しかも、少しでも形にしてみると、「自分は本当にこれが好きなのだろうか?」という問いへの答えも、もっとはっきり見えてきます。実際にやってみて初めて、「あ、自分にもこんなことができるんだ!」と気づくこともあります。多くの場合、そうやって少しずつ進む方向が見つかっていくのだと思います。
だから私は彼らに、これから先はきっと多くの変化があり、不安に思うこともあるだろうけれど、どんな仕事が取って代わられるのかという話ばかりしていては、あまりにもったいないと伝えました。

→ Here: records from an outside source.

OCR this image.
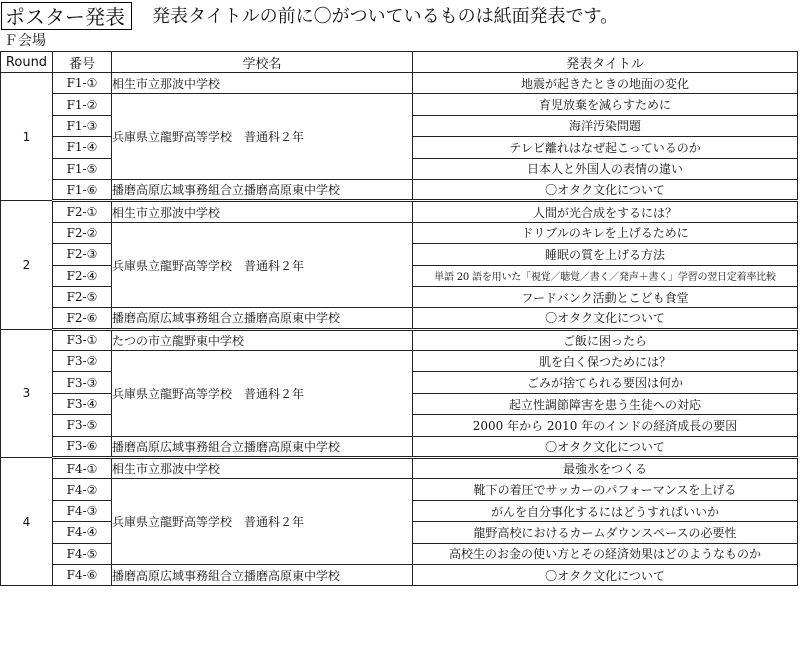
ポスター発表	発表タイトルの前に〇がついているものは紙面発表です。
Ｆ会場
Round	番号	学校名	発表タイトル
1	F1-①	相生市立那波中学校	地震が起きたときの地面の変化
	F1-②	兵庫県立龍野高等学校　普通科２年	育児放棄を減らすために
	F1-③		海洋汚染問題
	F1-④		テレビ離れはなぜ起こっているのか
	F1-⑤		日本人と外国人の表情の違い
	F1-⑥	播磨高原広域事務組合立播磨高原東中学校	〇オタク文化について
2	F2-①	相生市立那波中学校	人間が光合成をするには？
	F2-②	兵庫県立龍野高等学校　普通科２年	ドリブルのキレを上げるために
	F2-③		睡眠の質を上げる方法
	F2-④		単語 20 語を用いた「視覚／聴覚／書く／発声＋書く」学習の翌日定着率比較
	F2-⑤		フードバンク活動とこども食堂
	F2-⑥	播磨高原広域事務組合立播磨高原東中学校	〇オタク文化について
3	F3-①	たつの市立龍野東中学校	ご飯に困ったら
	F3-②	兵庫県立龍野高等学校　普通科２年	肌を白く保つためには？
	F3-③		ごみが捨てられる要因は何か
	F3-④		起立性調節障害を患う生徒への対応
	F3-⑤		2000 年から 2010 年のインドの経済成長の要因
	F3-⑥	播磨高原広域事務組合立播磨高原東中学校	〇オタク文化について
4	F4-①	相生市立那波中学校	最強氷をつくる
	F4-②	兵庫県立龍野高等学校　普通科２年	靴下の着圧でサッカーのパフォーマンスを上げる
	F4-③		がんを自分事化するにはどうすればいいか
	F4-④		龍野高校におけるカームダウンスペースの必要性
	F4-⑤		高校生のお金の使い方とその経済効果はどのようなものか
	F4-⑥	播磨高原広域事務組合立播磨高原東中学校	〇オタク文化について
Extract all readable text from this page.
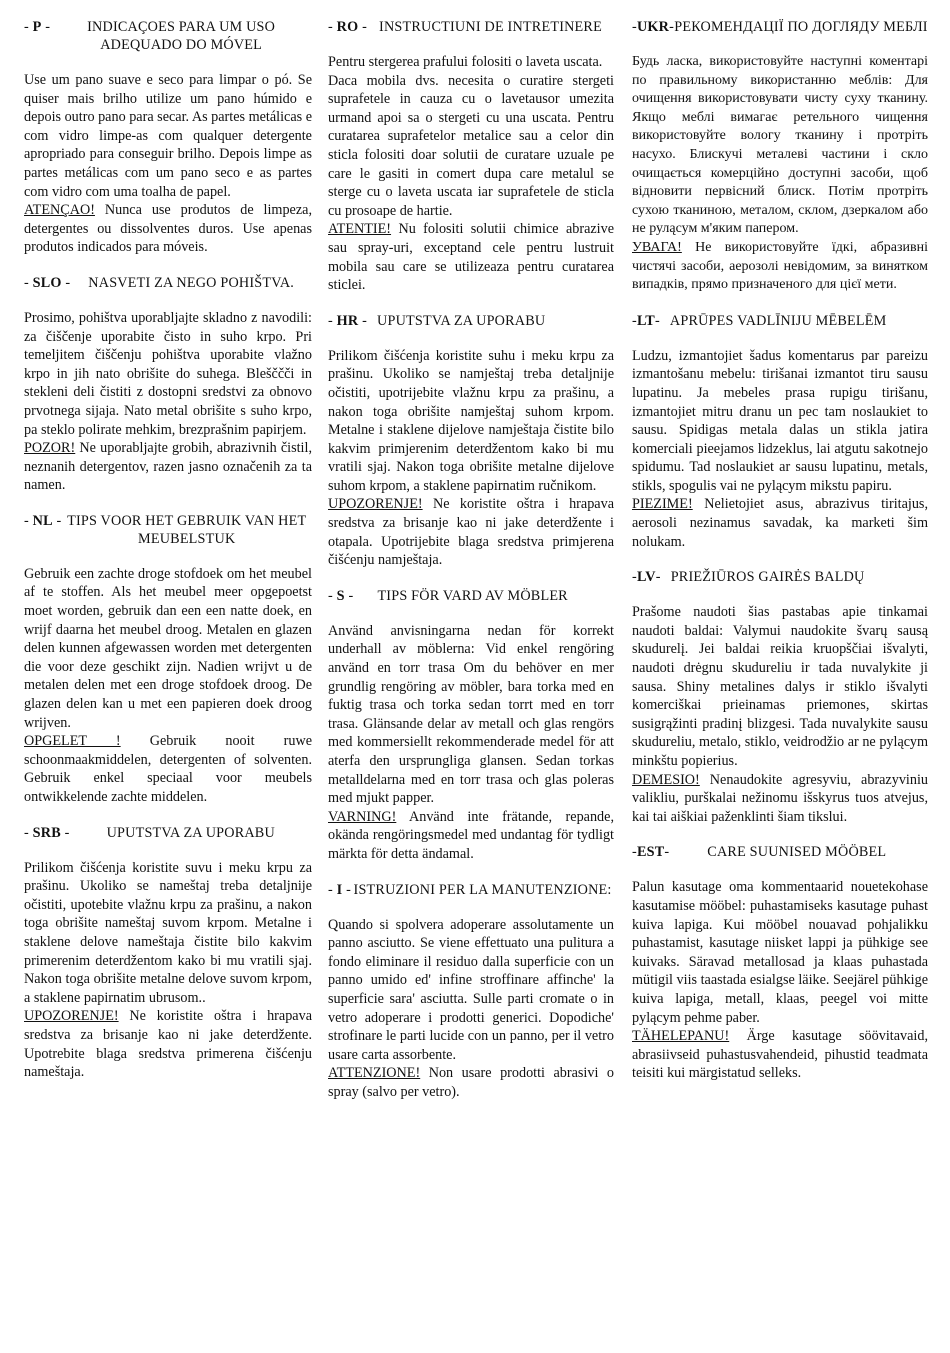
- P -	INDICAÇOES PARA UM USO ADEQUADO DO MÓVEL

Use um pano suave e seco para limpar o pó. Se quiser mais brilho utilize um pano húmido e depois outro pano para secar. As partes metálicas e com vidro limpe-as com qualquer detergente apropriado para conseguir brilho. Depois limpe as partes metálicas com um pano seco e as partes com vidro com uma toalha de papel.

ATENÇAO! Nunca use produtos de limpeza, detergentes ou dissolventes duros. Use apenas produtos indicados para móveis.

- SLO -	NASVETI ZA NEGO POHIŠTVA.

Prosimo, pohištva uporabljajte skladno z navodili: za čiščenje uporabite čisto in suho krpo. Pri temeljitem čiščenju pohištva uporabite vlažno krpo in jih nato obrišite do suhega. Blešččči in stekleni deli čistiti z dostopni sredstvi za obnovo prvotnega sijaja. Nato metal obrišite s suho krpo, pa steklo polirate mehkim, brezprašnim papirjem.

POZOR! Ne uporabljajte grobih, abrazivnih čistil, neznanih detergentov, razen jasno označenih za ta namen.

- NL - TIPS VOOR HET GEBRUIK VAN HET MEUBELSTUK

Gebruik een zachte droge stofdoek om het meubel af te stoffen. Als het meubel meer opgepoetst moet worden, gebruik dan een een natte doek, en wrijf daarna het meubel droog. Metalen en glazen delen kunnen afgewassen worden met detergenten die voor deze geschikt zijn. Nadien wrijvt u de metalen delen met een droge stofdoek droog. De glazen delen kan u met een papieren doek droog wrijven.

OPGELET ! Gebruik nooit ruwe schoonmaakmiddelen, detergenten of solventen. Gebruik enkel speciaal voor meubels ontwikkelende zachte middelen.

- SRB -	UPUTSTVA ZA UPORABU

Prilikom čišćenja koristite suvu i meku krpu za prašinu. Ukoliko se nameštaj treba detaljnije očistiti, upotebite vlažnu krpu za prašinu, a nakon toga obrišite nameštaj suvom krpom. Metalne i staklene delove nameštaja čistite bilo kakvim primerenim deterdžentom kako bi mu vratili sjaj. Nakon toga obrišite metalne delove suvom krpom, a staklene papirnatim ubrusom..

UPOZORENJE! Ne koristite oštra i hrapava sredstva za brisanje kao ni jake deterdžente. Upotrebite blaga sredstva primerena čišćenju nameštaja.

- RO - INSTRUCTIUNI DE INTRETINERE

Pentru stergerea prafului folositi o laveta uscata.

Daca mobila dvs. necesita o curatire stergeti suprafetele in cauza cu o lavetausor umezita urmand apoi sa o stergeti cu una uscata. Pentru curatarea suprafetelor metalice sau a celor din sticla folositi doar solutii de curatare uzuale pe care le gasiti in comert dupa care metalul se sterge cu o laveta uscata iar suprafetele de sticla cu prosoape de hartie.

ATENTIE! Nu folositi solutii chimice abrazive sau spray-uri, exceptand cele pentru lustruit mobila sau care se utilizeaza pentru curatarea sticlei.

- HR - UPUTSTVA ZA UPORABU

Prilikom čišćenja koristite suhu i meku krpu za prašinu. Ukoliko se namještaj treba detaljnije očistiti, upotrijebite vlažnu krpu za prašinu, a nakon toga obrišite namještaj suhom krpom. Metalne i staklene dijelove namještaja čistite bilo kakvim primjerenim deterdžentom kako bi mu vratili sjaj. Nakon toga obrišite metalne dijelove suhom krpom, a staklene papirnatim ručnikom.

UPOZORENJE! Ne koristite oštra i hrapava sredstva za brisanje kao ni jake deterdžente i otapala. Upotrijebite blaga sredstva primjerena čišćenju namještaja.

- S -	TIPS FÖR VARD AV MÖBLER

Använd anvisningarna nedan för korrekt underhall av möblerna: Vid enkel rengöring använd en torr trasa Om du behöver en mer grundlig rengöring av möbler, bara torka med en fuktig trasa och torka sedan torrt med en torr trasa. Glänsande delar av metall och glas rengörs med kommersiellt rekommenderade medel för att aterfa den ursprungliga glansen. Sedan torkas metalldelarna med en torr trasa och glas poleras med mjukt papper.

VARNING! Använd inte frätande, repande, okända rengöringsmedel med undantag för tydligt märkta för detta ändamal.

- I - ISTRUZIONI PER LA MANUTENZIONE:

Quando si spolvera adoperare assolutamente un panno asciutto. Se viene effettuato una pulitura a fondo eliminare il residuo dalla superficie con un panno umido ed' infine stroffinare affinche' la superficie sara' asciutta. Sulle parti cromate o in vetro adoperare i prodotti generici. Dopodiche' strofinare le parti lucide con un panno, per il vetro usare carta assorbente.

ATTENZIONE! Non usare prodotti abrasivi o spray (salvo per vetro).

-UKR- РЕКОМЕНДАЦІЇ ПО ДОГЛЯДУ МЕБЛІ

Будь ласка, використовуйте наступні коментарі по правильному використанню меблів: Для очищення використовувати чисту суху тканину. Якщо меблі вимагає ретельного чищення використовуйте вологу тканину і протріть насухо. Блискучі металеві частини і скло очищається комерційно доступні засоби, щоб відновити первісний блиск. Потім протріть сухою тканиною, металом, склом, дзеркалом або не рулąсум м'яким папером.

УВАГА! Не використовуйте їдкі, абразивні чистячі засоби, аерозолі невідомим, за винятком випадків, прямо призначеного для цієї мети.

-LT- APRŪPES VADLĪNIJU MĒBELĒM

Ludzu, izmantojiet šadus komentarus par pareizu izmantošanu mebelu: tirišanai izmantot tiru sausu lupatinu. Ja mebeles prasa rupigu tirišanu, izmantojiet mitru dranu un pec tam noslaukiet to sausu. Spidigas metala dalas un stikla jatira komerciali pieejamos lidzeklus, lai atgutu sakotnejo spidumu. Tad noslaukiet ar sausu lupatinu, metals, stikls, spogulis vai ne pyląсуm mikstu papiru.

PIEZIME! Nelietojiet asus, abrazivus tiritajus, aerosoli nezinamus savadak, ka marketi šim nolukam.

-LV- PRIEŽIŪROS GAIRĖS BALDŲ

Prašome naudoti šias pastabas apie tinkamai naudoti baldai: Valymui naudokite švarų sausą skudurelį. Jei baldai reikia kruopščiai išvalyti, naudoti drėgnu skudureliu ir tada nuvalykite ji sausa. Shiny metalines dalys ir stiklo išvalyti komerciškai prieinamas priemones, skirtas susigrąžinti pradinį blizgesi. Tada nuvalykite sausu skudureliu, metalo, stiklo, veidrodžio ar ne pyląсуm minkštu popierius.

DEMESIO! Nenaudokite agresyviu, abrazyviniu valikliu, purškalai nežinomu išskyrus tuos atvejus, kai tai aiškiai paženklinti šiam tikslui.

-EST-	CARE SUUNISED MÖÖBEL

Palun kasutage oma kommentaarid nouetekohase kasutamise mööbel: puhastamiseks kasutage puhast kuiva lapiga. Kui mööbel nouavad pohjalikku puhastamist, kasutage niisket lappi ja pühkige see kuivaks. Säravad metallosad ja klaas puhastada mütigil viis taastada esialgse läike. Seejärel pühkige kuiva lapiga, metall, klaas, peegel voi mitte pyląсуm pehme paber.

TÄHELEPANU! Ärge kasutage söövitavaid, abrasiivseid puhastusvahendeid, pihustid teadmata teisiti kui märgistatud selleks.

私たちの手元にはこれだけ多くのツールがあり、これまで頭のなかに留めておくしかなかったことを、実際に形にする機会も増えているのです。彼らが本当にやりたいことを見つけたとき、そこからどんな新しいものが生まれるのか、私はとても楽しみです。
どの学科を選べば将来有望なのか、私には確かな答えを示すことはできません。けれども、これほど若いうちから、自分がどんな人間になりたいのかを考え始められる。しかも、自分でやってみるためのツールまである。それはとても幸運なことだと思います。だからこそ私は、次の世代の未来に、むしろいっそう期待を抱いているのです。